L'aviation commerciale avait déjà connu des suicides d'un commandant de bord ou d'un copilote.

Trois jours après le crash de l'A320 dans les Alpes-de-Haute-Provence les enquêteurs semblent privilégier la thèse du suicide du copilote. Dépressif chronique, Andreas Lubitz aurait délibérément provoqué l'accident du mardi 24 mars.
Une situation rarissime dans l'aviation commerciale, mais qui connaît toutefois quelques précédents. En novembre 2013, un avion de la LAM, une compagnie du Mozambique s'écrase au sol avec 33 personnes à bord. Quelques instants plus tôt, le commandant s'était enfermé seul dans le cockpit. Il avait alors entamé la descente. En 1999, un copilote d'Egyptair fait volontairement foncer l'avion en piqué vers l'océan, entraînant avec lui l'ensemble des passagers.
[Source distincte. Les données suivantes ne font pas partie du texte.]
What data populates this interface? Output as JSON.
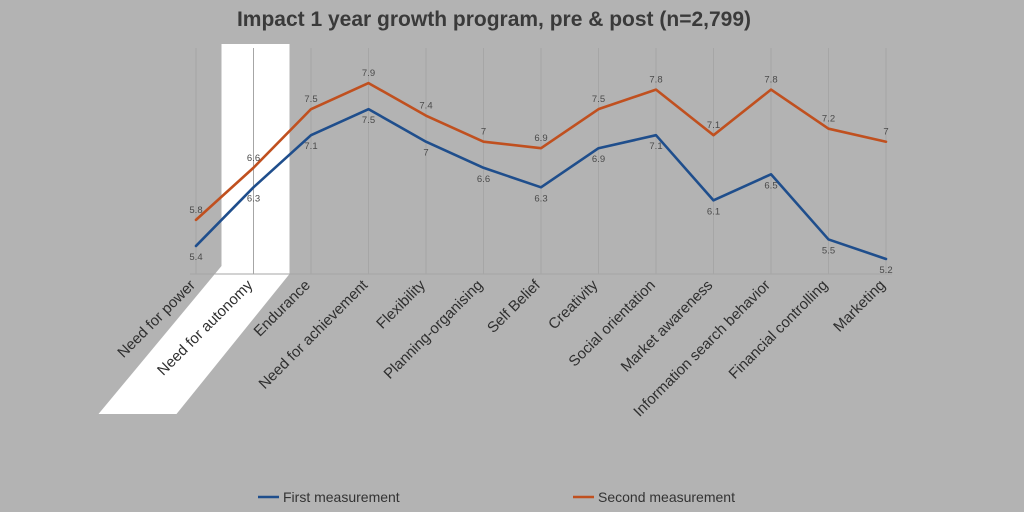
{
  "chart_data": {
    "type": "line",
    "title": "Impact 1 year growth program, pre & post (n=2,799)",
    "xlabel": "",
    "ylabel": "",
    "categories": [
      "Need for power",
      "Need for autonomy",
      "Endurance",
      "Need for achievement",
      "Flexibility",
      "Planning-organising",
      "Self Belief",
      "Creativity",
      "Social orientation",
      "Market awareness",
      "Information search behavior",
      "Financial controlling",
      "Marketing"
    ],
    "series": [
      {
        "name": "First measurement",
        "color": "#1f4e8c",
        "values": [
          5.4,
          6.3,
          7.1,
          7.5,
          7,
          6.6,
          6.3,
          6.9,
          7.1,
          6.1,
          6.5,
          5.5,
          5.2
        ],
        "labels": [
          "5.4",
          "6.3",
          "7.1",
          "7.5",
          "7",
          "6.6",
          "6.3",
          "6.9",
          "7.1",
          "6.1",
          "6.5",
          "5.5",
          "5.2"
        ]
      },
      {
        "name": "Second measurement",
        "color": "#c0501f",
        "values": [
          5.8,
          6.6,
          7.5,
          7.9,
          7.4,
          7,
          6.9,
          7.5,
          7.8,
          7.1,
          7.8,
          7.2,
          7
        ],
        "labels": [
          "5.8",
          "6.6",
          "7.5",
          "7.9",
          "7.4",
          "7",
          "6.9",
          "7.5",
          "7.8",
          "7.1",
          "7.8",
          "7.2",
          "7"
        ]
      }
    ],
    "ylim": [
      5,
      8.5
    ],
    "grid": "vertical",
    "legend": "bottom",
    "highlight_category": "Need for autonomy",
    "highlight_color": "#ffffff"
  }
}
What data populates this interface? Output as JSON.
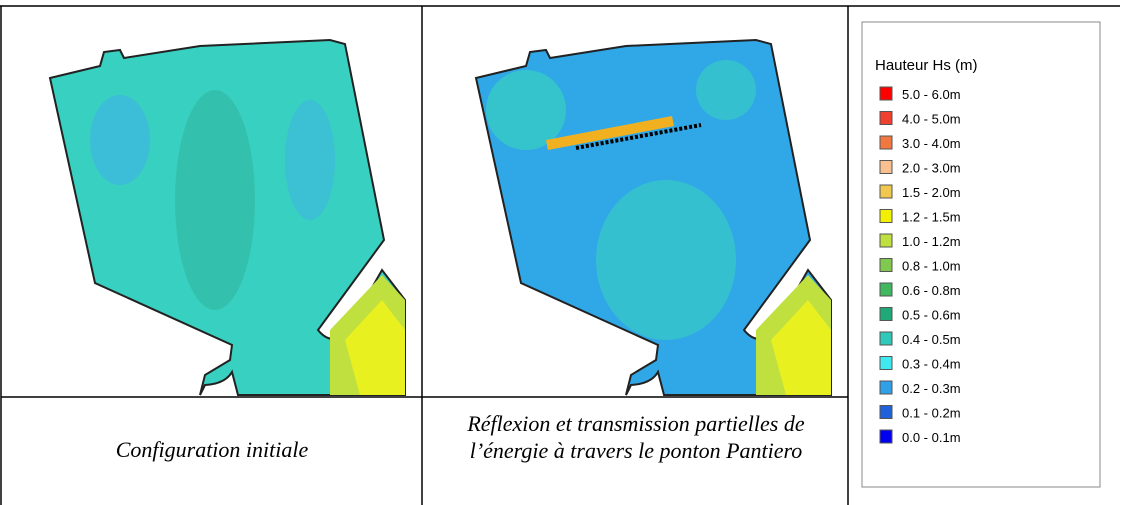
{
  "figure": {
    "captions": [
      "Configuration initiale",
      "Réflexion et transmission partielles de l’énergie à travers le ponton Pantiero"
    ],
    "legend": {
      "title": "Hauteur Hs (m)",
      "items": [
        {
          "label": "5.0 - 6.0m",
          "color": "#ff0000"
        },
        {
          "label": "4.0 - 5.0m",
          "color": "#f04030"
        },
        {
          "label": "3.0 - 4.0m",
          "color": "#f07840"
        },
        {
          "label": "2.0 - 3.0m",
          "color": "#f8c090"
        },
        {
          "label": "1.5 - 2.0m",
          "color": "#f0c850"
        },
        {
          "label": "1.2 - 1.5m",
          "color": "#f0f000"
        },
        {
          "label": "1.0 - 1.2m",
          "color": "#c0e040"
        },
        {
          "label": "0.8 - 1.0m",
          "color": "#80c850"
        },
        {
          "label": "0.6 - 0.8m",
          "color": "#40b860"
        },
        {
          "label": "0.5 - 0.6m",
          "color": "#20a878"
        },
        {
          "label": "0.4 - 0.5m",
          "color": "#30c8b8"
        },
        {
          "label": "0.3 - 0.4m",
          "color": "#40e8f0"
        },
        {
          "label": "0.2 - 0.3m",
          "color": "#30a0e8"
        },
        {
          "label": "0.1 - 0.2m",
          "color": "#2060d8"
        },
        {
          "label": "0.0 - 0.1m",
          "color": "#0000f0"
        }
      ]
    }
  }
}
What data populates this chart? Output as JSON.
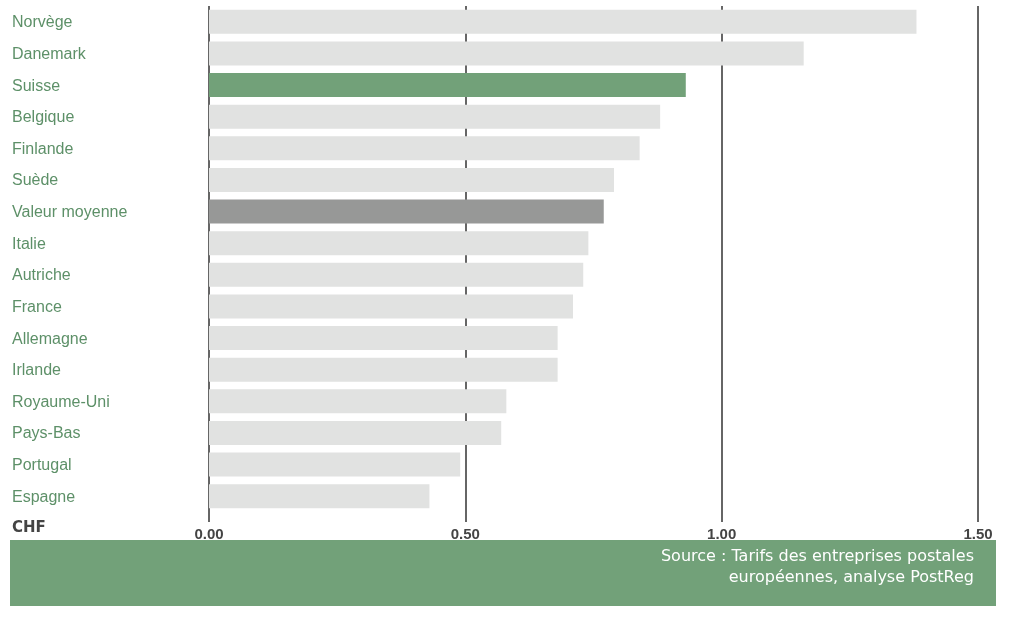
{
  "chart_data": {
    "type": "bar",
    "orientation": "horizontal",
    "xlabel": "CHF",
    "categories": [
      "Norvège",
      "Danemark",
      "Suisse",
      "Belgique",
      "Finlande",
      "Suède",
      "Valeur moyenne",
      "Italie",
      "Autriche",
      "France",
      "Allemagne",
      "Irlande",
      "Royaume-Uni",
      "Pays-Bas",
      "Portugal",
      "Espagne"
    ],
    "values": [
      1.38,
      1.16,
      0.93,
      0.88,
      0.84,
      0.79,
      0.77,
      0.74,
      0.73,
      0.71,
      0.68,
      0.68,
      0.58,
      0.57,
      0.49,
      0.43
    ],
    "colors": [
      "#e1e2e1",
      "#e1e2e1",
      "#72a179",
      "#e1e2e1",
      "#e1e2e1",
      "#e1e2e1",
      "#979897",
      "#e1e2e1",
      "#e1e2e1",
      "#e1e2e1",
      "#e1e2e1",
      "#e1e2e1",
      "#e1e2e1",
      "#e1e2e1",
      "#e1e2e1",
      "#e1e2e1"
    ],
    "xlim": [
      0,
      1.5
    ],
    "xticks": [
      {
        "value": 0,
        "label": "0.00"
      },
      {
        "value": 0.5,
        "label": "0.50"
      },
      {
        "value": 1,
        "label": "1.00"
      },
      {
        "value": 1.5,
        "label": "1.50"
      }
    ],
    "grid": "x",
    "annotations": [
      "Source : Tarifs des entreprises postales européennes, analyse PostReg"
    ]
  }
}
"Une déconnexion du monde extérieur"

Mais comment peut-on expliquer de tels gestes ? "Les gens qui commettent un suicide sont dans un niveau de tension interne, de détermination, il sont un peu au-delà de tout, plus rien ne compte. Il y a une sorte de déconnexion du monde extérieur", explique le psychiatre David Gourion, au micro de France 2.